Da qui prende corpo una riflessione, che si ritroverà anche nei racconti successivi, sulla letizia e sulla libertà che scaturiscono da un vissuto intellettuale, dalla progressione della conoscenza, quasi in sintonia con il pensiero dell’Umanista fiorentino Marsilio Ficino. Sempre in Ragazzi di vita, il protagonista pensa:
«Mi piacerebbe diventare un intellettuale famoso, pensai; bello e pieno di voglia di vivere. Sarebbe stato un toccasana. Una botta di vita.»
Quasi nello stesso modo, ne L’anomalia (2017)
«Mi ero isolato nello studio e nella ricerca. Dalla tana in cui mi celavo, per intima propensione, ma anche per sfuggire al trionfo della banalità, osservavo il mondo.»
Anche il medico protagonista di Dialoghi del tramonto (2020) vive con l’idea di «lasciar perdere l’oggi e vivere esclusivamente nel mondo dei libri».

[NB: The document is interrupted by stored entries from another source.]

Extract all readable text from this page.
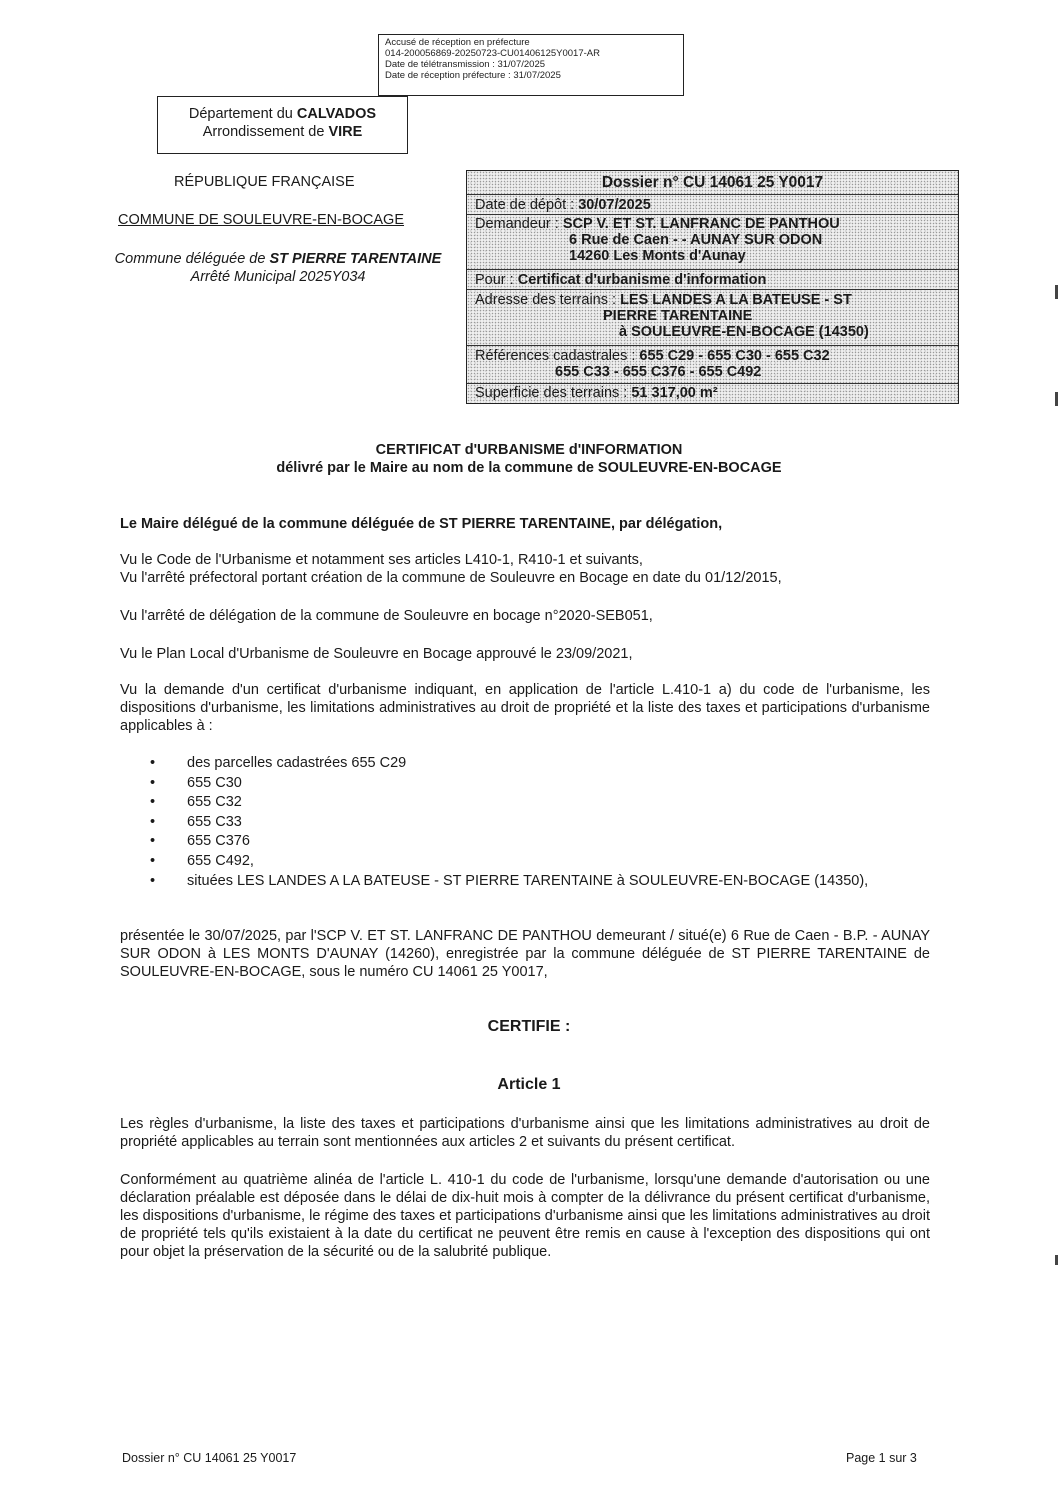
Accusé de réception en préfecture
014-200056869-20250723-CU01406125Y0017-AR
Date de télétransmission : 31/07/2025
Date de réception préfecture : 31/07/2025
Département du CALVADOS
Arrondissement de VIRE
RÉPUBLIQUE FRANÇAISE
COMMUNE DE SOULEUVRE-EN-BOCAGE
Commune déléguée de ST PIERRE TARENTAINE
Arrêté Municipal 2025Y034
Dossier n° CU 14061 25 Y0017
Date de dépôt : 30/07/2025
Demandeur : SCP V. ET ST. LANFRANC DE PANTHOU
6 Rue de Caen - - AUNAY SUR ODON
14260 Les Monts d'Aunay
Pour : Certificat d'urbanisme d'information
Adresse des terrains : LES LANDES A LA BATEUSE - ST
PIERRE TARENTAINE
à SOULEUVRE-EN-BOCAGE (14350)
Références cadastrales : 655 C29 - 655 C30 - 655 C32
655 C33 - 655 C376 - 655 C492
Superficie des terrains : 51 317,00 m²
CERTIFICAT d'URBANISME d'INFORMATION
délivré par le Maire au nom de la commune de SOULEUVRE-EN-BOCAGE
Le Maire délégué de la commune déléguée de ST PIERRE TARENTAINE, par délégation,
Vu le Code de l'Urbanisme et notamment ses articles L410-1, R410-1 et suivants,
Vu l'arrêté préfectoral portant création de la commune de Souleuvre en Bocage en date du 01/12/2015,
Vu l'arrêté de délégation de la commune de Souleuvre en bocage n°2020-SEB051,
Vu le Plan Local d'Urbanisme de Souleuvre en Bocage approuvé le 23/09/2021,
Vu la demande d'un certificat d'urbanisme indiquant, en application de l'article L.410-1 a) du code de l'urbanisme, les dispositions d'urbanisme, les limitations administratives au droit de propriété et la liste des taxes et participations d'urbanisme applicables à :
• des parcelles cadastrées 655 C29
• 655 C30
• 655 C32
• 655 C33
• 655 C376
• 655 C492,
• situées LES LANDES A LA BATEUSE - ST PIERRE TARENTAINE à SOULEUVRE-EN-BOCAGE (14350),
présentée le 30/07/2025, par l'SCP V. ET ST. LANFRANC DE PANTHOU demeurant / situé(e) 6 Rue de Caen - B.P. - AUNAY SUR ODON à LES MONTS D'AUNAY (14260), enregistrée par la commune déléguée de ST PIERRE TARENTAINE de SOULEUVRE-EN-BOCAGE, sous le numéro CU 14061 25 Y0017,
CERTIFIE :
Article 1
Les règles d'urbanisme, la liste des taxes et participations d'urbanisme ainsi que les limitations administratives au droit de propriété applicables au terrain sont mentionnées aux articles 2 et suivants du présent certificat.
Conformément au quatrième alinéa de l'article L. 410-1 du code de l'urbanisme, lorsqu'une demande d'autorisation ou une déclaration préalable est déposée dans le délai de dix-huit mois à compter de la délivrance du présent certificat d'urbanisme, les dispositions d'urbanisme, le régime des taxes et participations d'urbanisme ainsi que les limitations administratives au droit de propriété tels qu'ils existaient à la date du certificat ne peuvent être remis en cause à l'exception des dispositions qui ont pour objet la préservation de la sécurité ou de la salubrité publique.
Dossier n° CU 14061 25 Y0017	Page 1 sur 3
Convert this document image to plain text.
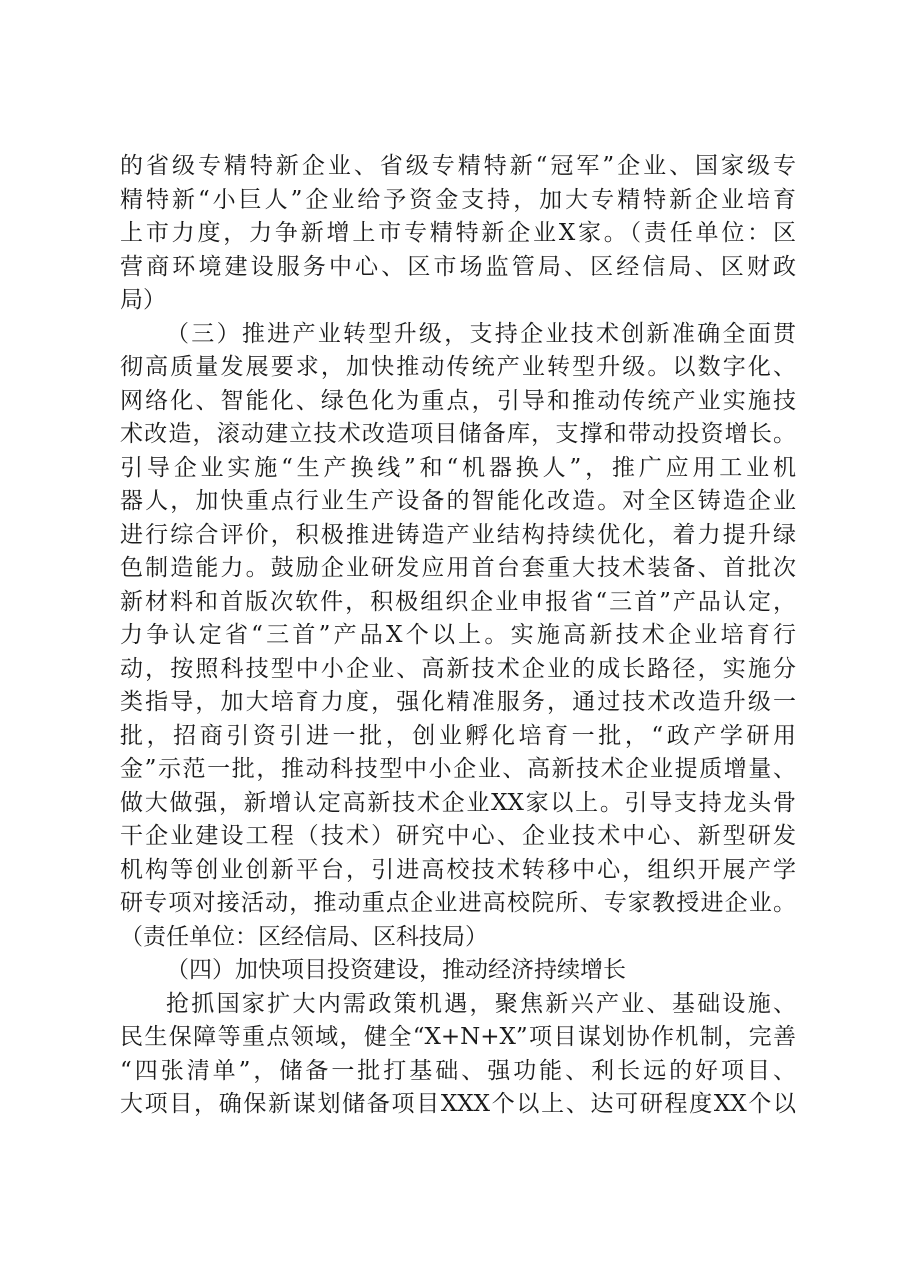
的省级专精特新企业、省级专精特新“冠军”企业、国家级专
精特新“小巨人”企业给予资金支持，加大专精特新企业培育
上市力度，力争新增上市专精特新企业X家。（责任单位：区
营商环境建设服务中心、区市场监管局、区经信局、区财政
局）
（三）推进产业转型升级，支持企业技术创新准确全面贯
彻高质量发展要求，加快推动传统产业转型升级。以数字化、
网络化、智能化、绿色化为重点，引导和推动传统产业实施技
术改造，滚动建立技术改造项目储备库，支撑和带动投资增长。
引导企业实施“生产换线”和“机器换人”，推广应用工业机
器人，加快重点行业生产设备的智能化改造。对全区铸造企业
进行综合评价，积极推进铸造产业结构持续优化，着力提升绿
色制造能力。鼓励企业研发应用首台套重大技术装备、首批次
新材料和首版次软件，积极组织企业申报省“三首”产品认定，
力争认定省“三首”产品X个以上。实施高新技术企业培育行
动，按照科技型中小企业、高新技术企业的成长路径，实施分
类指导，加大培育力度，强化精准服务，通过技术改造升级一
批，招商引资引进一批，创业孵化培育一批，“政产学研用
金”示范一批，推动科技型中小企业、高新技术企业提质增量、
做大做强，新增认定高新技术企业XX家以上。引导支持龙头骨
干企业建设工程（技术）研究中心、企业技术中心、新型研发
机构等创业创新平台，引进高校技术转移中心，组织开展产学
研专项对接活动，推动重点企业进高校院所、专家教授进企业。
（责任单位：区经信局、区科技局）
（四）加快项目投资建设，推动经济持续增长
抢抓国家扩大内需政策机遇，聚焦新兴产业、基础设施、
民生保障等重点领域，健全“X+N+X”项目谋划协作机制，完善
“四张清单”，储备一批打基础、强功能、利长远的好项目、
大项目，确保新谋划储备项目XXX个以上、达可研程度XX个以
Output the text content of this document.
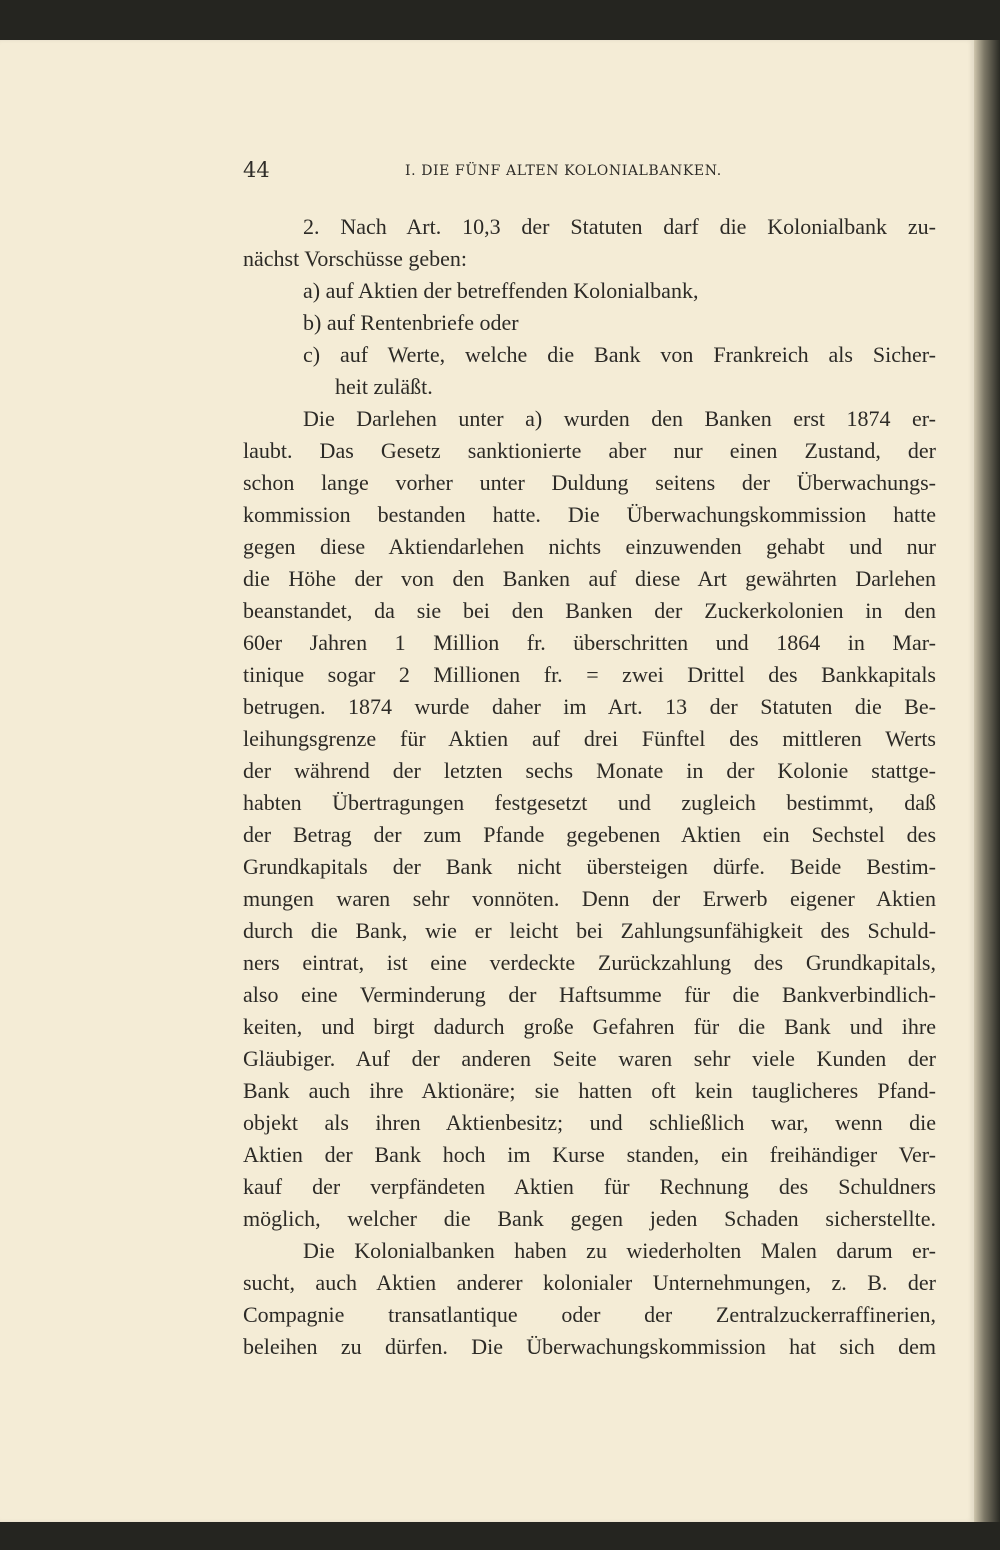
44	I. DIE FÜNF ALTEN KOLONIALBANKEN.
2. Nach Art. 10,3 der Statuten darf die Kolonialbank zu-
nächst Vorschüsse geben:
a) auf Aktien der betreffenden Kolonialbank,
b) auf Rentenbriefe oder
c) auf Werte, welche die Bank von Frankreich als Sicher-
heit zuläßt.
Die Darlehen unter a) wurden den Banken erst 1874 er-
laubt. Das Gesetz sanktionierte aber nur einen Zustand, der
schon lange vorher unter Duldung seitens der Überwachungs-
kommission bestanden hatte. Die Überwachungskommission hatte
gegen diese Aktiendarlehen nichts einzuwenden gehabt und nur
die Höhe der von den Banken auf diese Art gewährten Darlehen
beanstandet, da sie bei den Banken der Zuckerkolonien in den
60er Jahren 1 Million fr. überschritten und 1864 in Mar-
tinique sogar 2 Millionen fr. = zwei Drittel des Bankkapitals
betrugen. 1874 wurde daher im Art. 13 der Statuten die Be-
leihungsgrenze für Aktien auf drei Fünftel des mittleren Werts
der während der letzten sechs Monate in der Kolonie stattge-
habten Übertragungen festgesetzt und zugleich bestimmt, daß
der Betrag der zum Pfande gegebenen Aktien ein Sechstel des
Grundkapitals der Bank nicht übersteigen dürfe. Beide Bestim-
mungen waren sehr vonnöten. Denn der Erwerb eigener Aktien
durch die Bank, wie er leicht bei Zahlungsunfähigkeit des Schuld-
ners eintrat, ist eine verdeckte Zurückzahlung des Grundkapitals,
also eine Verminderung der Haftsumme für die Bankverbindlich-
keiten, und birgt dadurch große Gefahren für die Bank und ihre
Gläubiger. Auf der anderen Seite waren sehr viele Kunden der
Bank auch ihre Aktionäre; sie hatten oft kein tauglicheres Pfand-
objekt als ihren Aktienbesitz; und schließlich war, wenn die
Aktien der Bank hoch im Kurse standen, ein freihändiger Ver-
kauf der verpfändeten Aktien für Rechnung des Schuldners
möglich, welcher die Bank gegen jeden Schaden sicherstellte.
Die Kolonialbanken haben zu wiederholten Malen darum er-
sucht, auch Aktien anderer kolonialer Unternehmungen, z. B. der
Compagnie transatlantique oder der Zentralzuckerraffinerien,
beleihen zu dürfen. Die Überwachungskommission hat sich dem
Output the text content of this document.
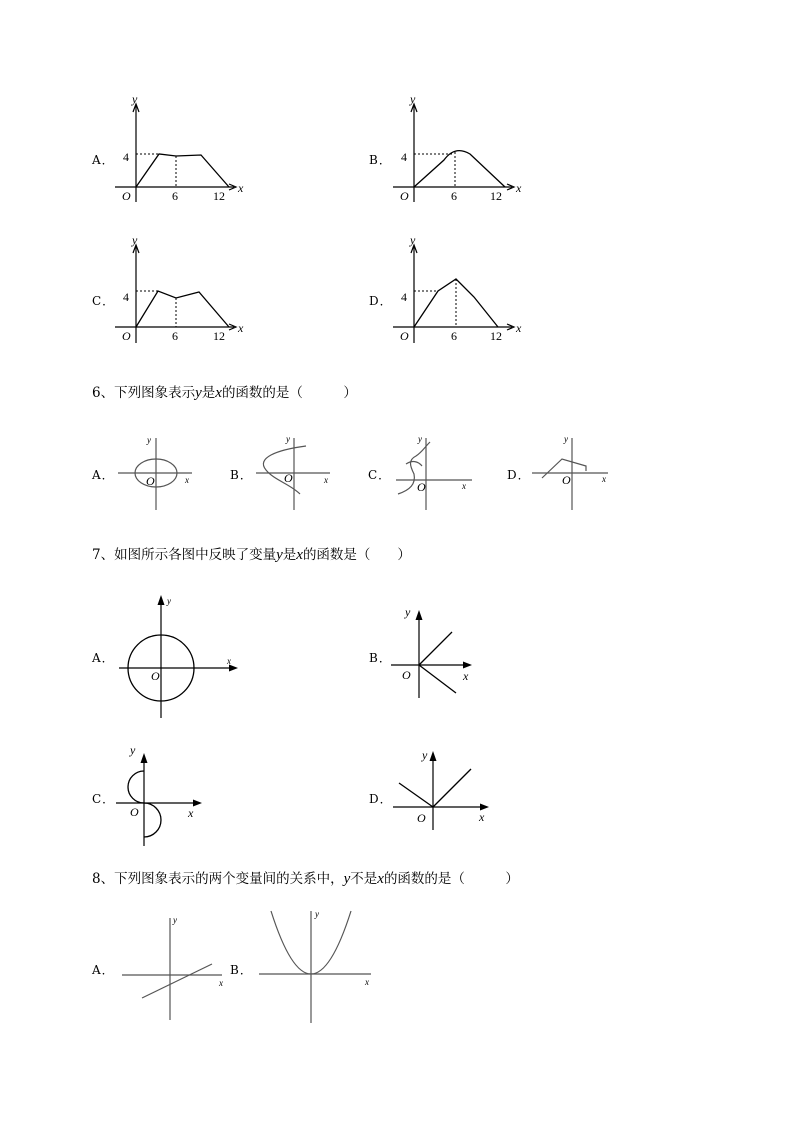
A． 4
O	6	12
x
y
B． 4
O	6	12
x
y
C． 4
O	6	12
x
y
D． 4
O	6	12
x
y
6、下列图象表示y是x的函数的是（　　　）
A．	O	x
y
B．	O	x
y
C．
O	x
y
D．	O	x
y
7、如图所示各图中反映了变量y是x的函数是（　　）
A．
O
x
y
B．
O	x
y
C．
O	x
y
D．
O	x
y
8、下列图象表示的两个变量间的关系中，y不是x的函数的是（　　　）
A．
x
y
B．
x
y
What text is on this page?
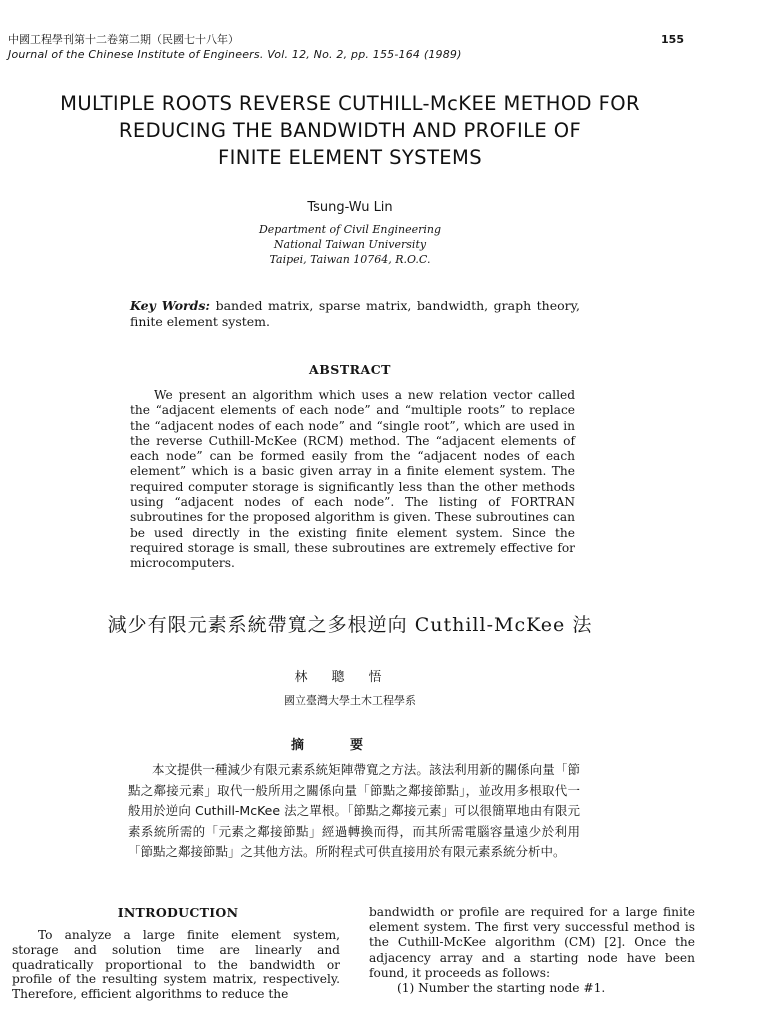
中國工程學刊第十二卷第二期（民國七十八年）
Journal of the Chinese Institute of Engineers. Vol. 12, No. 2, pp. 155-164 (1989)
155
MULTIPLE ROOTS REVERSE CUTHILL-McKEE METHOD FOR
REDUCING THE BANDWIDTH AND PROFILE OF
FINITE ELEMENT SYSTEMS
Tsung-Wu Lin
Department of Civil Engineering
National Taiwan University
Taipei, Taiwan 10764, R.O.C.
Key Words: banded matrix, sparse matrix, bandwidth, graph theory, finite element system.
ABSTRACT
We present an algorithm which uses a new relation vector called the “adjacent elements of each node” and “multiple roots” to replace the “adjacent nodes of each node” and “single root”, which are used in the reverse Cuthill-McKee (RCM) method. The “adjacent elements of each node” can be formed easily from the “adjacent nodes of each element” which is a basic given array in a finite element system. The required computer storage is significantly less than the other methods using “adjacent nodes of each node”. The listing of FORTRAN subroutines for the proposed algorithm is given. These subroutines can be used directly in the existing finite element system. Since the required storage is small, these subroutines are extremely effective for microcomputers.
減少有限元素系統帶寬之多根逆向 Cuthill-McKee 法
林聰悟
國立臺灣大學土木工程學系
摘要
本文提供一種減少有限元素系統矩陣帶寬之方法。該法利用新的關係向量「節點之鄰接元素」取代一般所用之關係向量「節點之鄰接節點」，並改用多根取代一般用於逆向 Cuthill-McKee 法之單根。「節點之鄰接元素」可以很簡單地由有限元素系統所需的「元素之鄰接節點」經過轉換而得，而其所需電腦容量遠少於利用「節點之鄰接節點」之其他方法。所附程式可供直接用於有限元素系統分析中。
INTRODUCTION
To analyze a large finite element system, storage and solution time are linearly and quadratically proportional to the bandwidth or profile of the resulting system matrix, respectively. Therefore, efficient algorithms to reduce the
bandwidth or profile are required for a large finite element system. The first very successful method is the Cuthill-McKee algorithm (CM) [2]. Once the adjacency array and a starting node have been found, it proceeds as follows:
(1) Number the starting node #1.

Connesse alla creatività, e condizione per (soprav)vivere nel mondo, sono tanto la speranza, quanto la forza del sogno. Una volta di più, dunque, l’imaginatio assolve a una funzione capitale nella quotidianità e intorno ad essa vi sono accampati il silenzio e la solitudine, una sorta di Lebensraum al di fuori del quale la fantasia non può agire:
«Perché agire, pensava, quando c’è tanto silenzio di cui bearsi. Le cose dell’universo era bello immaginarle, sognarle, costruirle nella grande fabbrica della mente.»
Considerando i suddetti fattori è particolarmente intenso il racconto intitolato Devora dagli occhi spenti (2019), laddove la cecità vera e propria è inversamente proporzionale ad una acutissima vista mentale e ad una fervida arte del sogno.
In definitiva, la morale di Stefano Iori è l’unicità e l’irripetibilità che contraddistinguono gli individui, i quali sono legati gli uni gli altri. Ma in questo groviglio di individualità anonime, di personalità multiple e caleidoscopiche,
«La meraviglia – scrive Iori nella Nota dell’autore – sta nell’individuare il minuscolo nocciolo di sé che collega, in modo fluido e sottile, tutte le nostre ere di passaggio, fisiche o interiori che siano, permettendo di riconoscerne l’origine.»